Sam considers protesting: what’s he done that’s so major, so stinky, so rotten, so cancerously terminal? Nothing in the way of mislaid cash and illicit lipstick besmearing that he hasn’t done before. He could criticize her tone: why is she so crabby all of a sudden? He could attack her skewed values: what’s happened to her sense of fun, her love of life, her moral balance? Or he could preach: forgiveness is virtuous! Or he could wheedle: how can a kind, patient, warm-hearted woman like her whack a vulnerable, wounded guy like him with such a crude psychic bludgeon? Or he could promise reformation: What do I have to do, just tell me! He could beg for a second chance, but she’d surely reply that he’s used up all his second chances. He could tell her he loves her, but she’d say – as she’s been saying recently, with tedious predictability – that love isn’t just words, it’s actions.

She sits across the table from him girded for the combat she no doubt expects, her hair scraped severely off her forehead
and twisted at the back of her neck like a tourniquet, her rectilinear gold earrings and clanky necklace reinforcing the metallic harshness of her decree. Her face has been made up in preparation for this scene – lips the colour of dried blood, eyebrows a storm cloud black – and her arms are folded across her once-inviting breasts: no way in here, buddy. The worst is that, underneath the shell she’s enclosed herself in, she’s indifferent to him. Now that every kind of melodrama has been used up by both of them, he finally bores her. She’s counting the minutes, waiting for him to leave.

He gets up from the table. She could have had the decency to postpone the dropping of her writ until he’d dressed and shaved: a man in his five-day-old PJs is at a pitiful disadvantage.
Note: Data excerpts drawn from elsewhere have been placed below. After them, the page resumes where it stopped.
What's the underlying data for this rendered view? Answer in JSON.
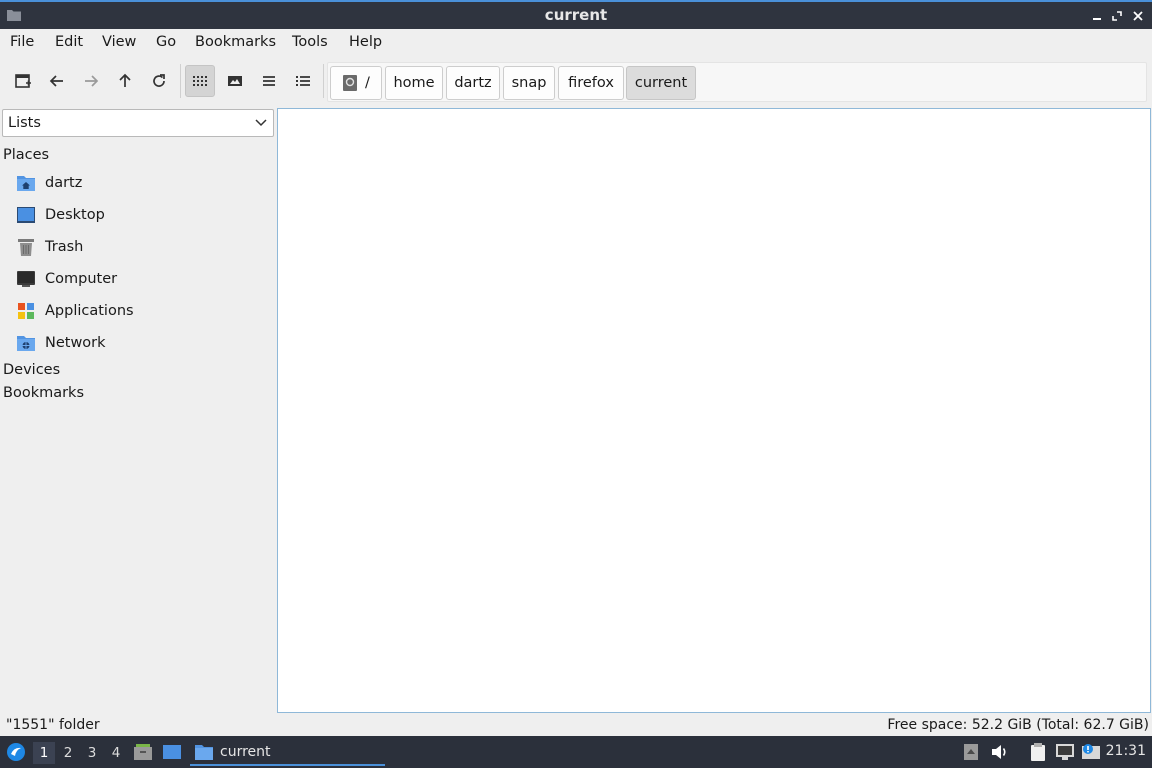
{
  "window": {
    "title": "current"
  },
  "menu": [
    "File",
    "Edit",
    "View",
    "Go",
    "Bookmarks",
    "Tools",
    "Help"
  ],
  "toolbar": {
    "buttons": [
      "new-tab",
      "back",
      "forward",
      "up",
      "reload",
      "icon-view",
      "thumbnail-view",
      "compact-view",
      "detailed-list-view"
    ],
    "active_view": "icon-view"
  },
  "path": {
    "root": "/",
    "crumbs": [
      "home",
      "dartz",
      "snap",
      "firefox",
      "current"
    ],
    "active": "current"
  },
  "sidebar": {
    "mode": "Lists",
    "places_header": "Places",
    "places": [
      {
        "label": "dartz",
        "icon": "home-folder-icon"
      },
      {
        "label": "Desktop",
        "icon": "desktop-icon"
      },
      {
        "label": "Trash",
        "icon": "trash-icon"
      },
      {
        "label": "Computer",
        "icon": "computer-icon"
      },
      {
        "label": "Applications",
        "icon": "applications-icon"
      },
      {
        "label": "Network",
        "icon": "network-folder-icon"
      }
    ],
    "devices_header": "Devices",
    "bookmarks_header": "Bookmarks"
  },
  "status": {
    "left": "\"1551\" folder",
    "right": "Free space: 52.2 GiB (Total: 62.7 GiB)"
  },
  "taskbar": {
    "workspaces": [
      "1",
      "2",
      "3",
      "4"
    ],
    "active_workspace": "1",
    "task_label": "current",
    "clock": "21:31"
  },
  "colors": {
    "accent": "#4a90d9",
    "titlebar": "#2f343f",
    "taskbar": "#2b303b",
    "folder": "#5294e2"
  }
}
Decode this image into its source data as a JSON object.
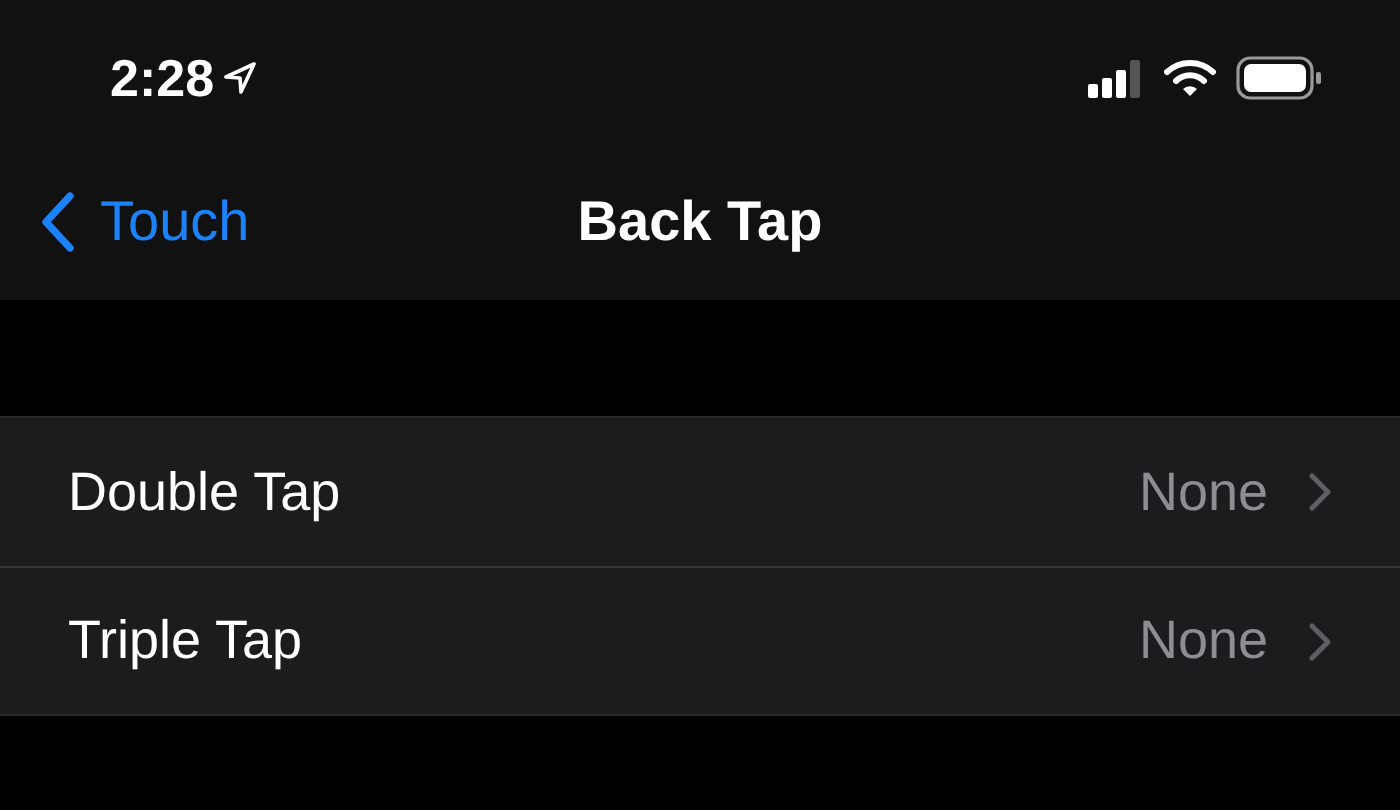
{
  "status_bar": {
    "time": "2:28"
  },
  "nav_bar": {
    "back_label": "Touch",
    "title": "Back Tap"
  },
  "rows": [
    {
      "label": "Double Tap",
      "value": "None"
    },
    {
      "label": "Triple Tap",
      "value": "None"
    }
  ]
}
“Where are you going?” she says. “We need to discuss the details.” He’s tempted to come out with something hurt and petulant: “Onto the street.” “As if you care!” “No longer any of your fucking business, is it?” But that would be a tactical error.

“We can do that later,” he says. “The legal crap. I need to pack.” If her thing is a bluff, this would be the moment; but no, she doesn’t stop him. She doesn’t even say, “Don’t be silly, Sam! I didn’t mean you had to leave right this minute! Sit down and have a coffee! We’re still friends!”

But they are not still friends, it appears. “Suit yourself,” she says with a level glare. So he’s forced to shamble ignominiously out of the kitchen in his sleeping gear printed with sheep jumping over a fence – her birthday gift of two years ago when she still thought he was cute and funny – and his downtrodden woolly slippers.